A hardtop is a style of automobile roof. Two different styles carry the name hardtop.

The first and earliest, the removable hardtop, is a removable solid roof that can be fitted on a convertible, normally for use at times of the year when lowering the top is not desirable. The hardtop offers better weather protection, better outward visibility through the rear window, and possibly greater security.

A development, still rare, is the retractable hardtop, where the solid roof folds up to fit in the trunk. There have been several historical attempts at this, but the complexity and expense rendered them unsuccessful; in recent years, there has been a renewed interest.

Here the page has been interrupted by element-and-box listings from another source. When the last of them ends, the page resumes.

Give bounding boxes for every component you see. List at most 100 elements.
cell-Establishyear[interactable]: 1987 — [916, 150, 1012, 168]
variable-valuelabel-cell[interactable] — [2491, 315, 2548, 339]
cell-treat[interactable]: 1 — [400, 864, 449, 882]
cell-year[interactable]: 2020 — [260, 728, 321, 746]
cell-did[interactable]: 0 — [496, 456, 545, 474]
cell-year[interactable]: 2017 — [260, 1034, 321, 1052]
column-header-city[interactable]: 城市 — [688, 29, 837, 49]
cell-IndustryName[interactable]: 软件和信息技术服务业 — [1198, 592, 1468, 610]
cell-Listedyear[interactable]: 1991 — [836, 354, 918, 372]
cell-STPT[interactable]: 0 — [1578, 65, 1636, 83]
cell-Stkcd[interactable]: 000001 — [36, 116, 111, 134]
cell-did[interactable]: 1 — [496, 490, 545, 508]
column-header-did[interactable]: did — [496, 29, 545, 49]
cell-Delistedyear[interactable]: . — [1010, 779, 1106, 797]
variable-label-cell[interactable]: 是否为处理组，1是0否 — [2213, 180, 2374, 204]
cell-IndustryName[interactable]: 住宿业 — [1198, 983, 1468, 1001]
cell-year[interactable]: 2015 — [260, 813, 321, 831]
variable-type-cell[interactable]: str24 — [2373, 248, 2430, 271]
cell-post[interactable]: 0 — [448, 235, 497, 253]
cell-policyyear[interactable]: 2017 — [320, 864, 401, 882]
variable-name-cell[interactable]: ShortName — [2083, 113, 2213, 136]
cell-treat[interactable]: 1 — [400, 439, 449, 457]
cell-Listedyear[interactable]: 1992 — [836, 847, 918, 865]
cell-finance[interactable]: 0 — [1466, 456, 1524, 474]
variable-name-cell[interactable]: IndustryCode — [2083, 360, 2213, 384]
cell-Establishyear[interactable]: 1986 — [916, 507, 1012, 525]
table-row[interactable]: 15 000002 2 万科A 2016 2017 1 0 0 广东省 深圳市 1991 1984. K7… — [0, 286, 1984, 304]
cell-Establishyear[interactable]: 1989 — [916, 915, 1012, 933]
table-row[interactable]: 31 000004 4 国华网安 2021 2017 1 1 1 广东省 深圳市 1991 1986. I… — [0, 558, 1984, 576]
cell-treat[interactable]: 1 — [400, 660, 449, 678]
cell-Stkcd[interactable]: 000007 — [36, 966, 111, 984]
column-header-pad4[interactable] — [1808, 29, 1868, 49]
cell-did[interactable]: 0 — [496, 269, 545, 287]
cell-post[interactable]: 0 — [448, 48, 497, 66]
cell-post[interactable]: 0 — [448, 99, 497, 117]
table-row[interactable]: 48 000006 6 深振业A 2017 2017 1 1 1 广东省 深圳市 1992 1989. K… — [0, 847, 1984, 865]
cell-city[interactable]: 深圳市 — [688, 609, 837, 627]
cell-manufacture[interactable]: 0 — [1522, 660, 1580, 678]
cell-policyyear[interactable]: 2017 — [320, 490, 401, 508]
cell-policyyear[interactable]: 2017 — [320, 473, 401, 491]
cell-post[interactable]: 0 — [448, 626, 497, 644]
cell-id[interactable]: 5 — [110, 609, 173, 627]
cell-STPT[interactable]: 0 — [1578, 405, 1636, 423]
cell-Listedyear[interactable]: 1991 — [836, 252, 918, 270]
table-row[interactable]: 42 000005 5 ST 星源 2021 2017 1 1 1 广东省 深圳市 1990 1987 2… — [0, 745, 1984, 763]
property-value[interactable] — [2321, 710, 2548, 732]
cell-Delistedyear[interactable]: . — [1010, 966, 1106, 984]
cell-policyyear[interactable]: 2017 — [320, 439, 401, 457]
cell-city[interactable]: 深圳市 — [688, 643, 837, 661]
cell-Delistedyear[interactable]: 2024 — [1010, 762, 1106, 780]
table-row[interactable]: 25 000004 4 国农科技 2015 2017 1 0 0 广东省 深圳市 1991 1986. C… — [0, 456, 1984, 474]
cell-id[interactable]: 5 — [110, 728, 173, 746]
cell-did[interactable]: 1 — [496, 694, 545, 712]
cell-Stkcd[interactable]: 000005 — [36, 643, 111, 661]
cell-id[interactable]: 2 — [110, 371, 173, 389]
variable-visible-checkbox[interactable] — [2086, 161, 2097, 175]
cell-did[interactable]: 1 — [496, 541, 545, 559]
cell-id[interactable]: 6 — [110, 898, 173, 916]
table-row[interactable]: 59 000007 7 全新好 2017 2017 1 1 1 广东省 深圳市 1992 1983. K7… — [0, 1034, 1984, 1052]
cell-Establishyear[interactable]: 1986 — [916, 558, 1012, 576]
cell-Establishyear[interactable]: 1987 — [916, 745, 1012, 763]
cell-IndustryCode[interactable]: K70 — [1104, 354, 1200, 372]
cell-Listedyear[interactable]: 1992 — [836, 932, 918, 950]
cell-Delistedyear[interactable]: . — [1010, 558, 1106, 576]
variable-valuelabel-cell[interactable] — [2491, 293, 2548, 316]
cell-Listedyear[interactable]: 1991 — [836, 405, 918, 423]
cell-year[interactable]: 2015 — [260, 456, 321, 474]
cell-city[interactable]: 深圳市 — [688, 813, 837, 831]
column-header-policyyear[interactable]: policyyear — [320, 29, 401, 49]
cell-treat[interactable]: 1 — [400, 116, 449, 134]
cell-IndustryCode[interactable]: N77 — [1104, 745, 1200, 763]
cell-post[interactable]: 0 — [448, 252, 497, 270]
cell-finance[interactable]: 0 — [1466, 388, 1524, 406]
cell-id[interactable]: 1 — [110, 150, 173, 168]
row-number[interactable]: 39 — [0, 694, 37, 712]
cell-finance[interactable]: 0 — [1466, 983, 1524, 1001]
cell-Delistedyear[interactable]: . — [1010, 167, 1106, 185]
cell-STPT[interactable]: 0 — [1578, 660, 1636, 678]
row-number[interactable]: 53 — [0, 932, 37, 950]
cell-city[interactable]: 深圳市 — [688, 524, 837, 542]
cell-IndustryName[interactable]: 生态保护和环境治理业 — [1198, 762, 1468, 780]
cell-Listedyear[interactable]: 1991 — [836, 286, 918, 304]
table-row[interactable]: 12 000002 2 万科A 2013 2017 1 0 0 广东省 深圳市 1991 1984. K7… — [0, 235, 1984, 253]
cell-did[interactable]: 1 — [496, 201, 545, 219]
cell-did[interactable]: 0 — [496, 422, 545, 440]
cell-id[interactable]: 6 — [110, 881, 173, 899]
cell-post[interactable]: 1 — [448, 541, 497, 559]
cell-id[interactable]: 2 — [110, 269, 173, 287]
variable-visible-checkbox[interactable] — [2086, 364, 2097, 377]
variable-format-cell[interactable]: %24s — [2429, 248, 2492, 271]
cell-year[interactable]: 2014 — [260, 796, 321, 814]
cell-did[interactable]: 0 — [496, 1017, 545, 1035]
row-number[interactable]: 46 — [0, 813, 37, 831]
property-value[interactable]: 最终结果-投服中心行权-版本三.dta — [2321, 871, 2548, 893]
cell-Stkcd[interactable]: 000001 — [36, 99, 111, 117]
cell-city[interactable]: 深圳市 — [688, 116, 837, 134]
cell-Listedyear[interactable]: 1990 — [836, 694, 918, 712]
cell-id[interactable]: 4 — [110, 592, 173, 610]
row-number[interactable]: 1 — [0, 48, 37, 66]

The second meaning of the word is for a fixed hardtop: a solid, non-removable roof that is designed to look like a removable hardtop or even a soft convertible top. These were popular from the 1950s through the 1970s but thereafter fell out of fashion. A key element to the look was the lack of fixed window frames; the window and any frame retract into the car when wound down, as on a true convertible. Some hardtops have a center pillar (pillared hardtop) between front and rear windows; the more common style is the pillarless hardtop, where there is no fixed pillar and the sides of the car are open when the windows are rolled down.

Some hardtops take the convertible look even further, including such details as simulated convertible framework and the lines and angles a top makes stretched over them, and sometimes even simulated convertible-top fastenings at the windshield end inside.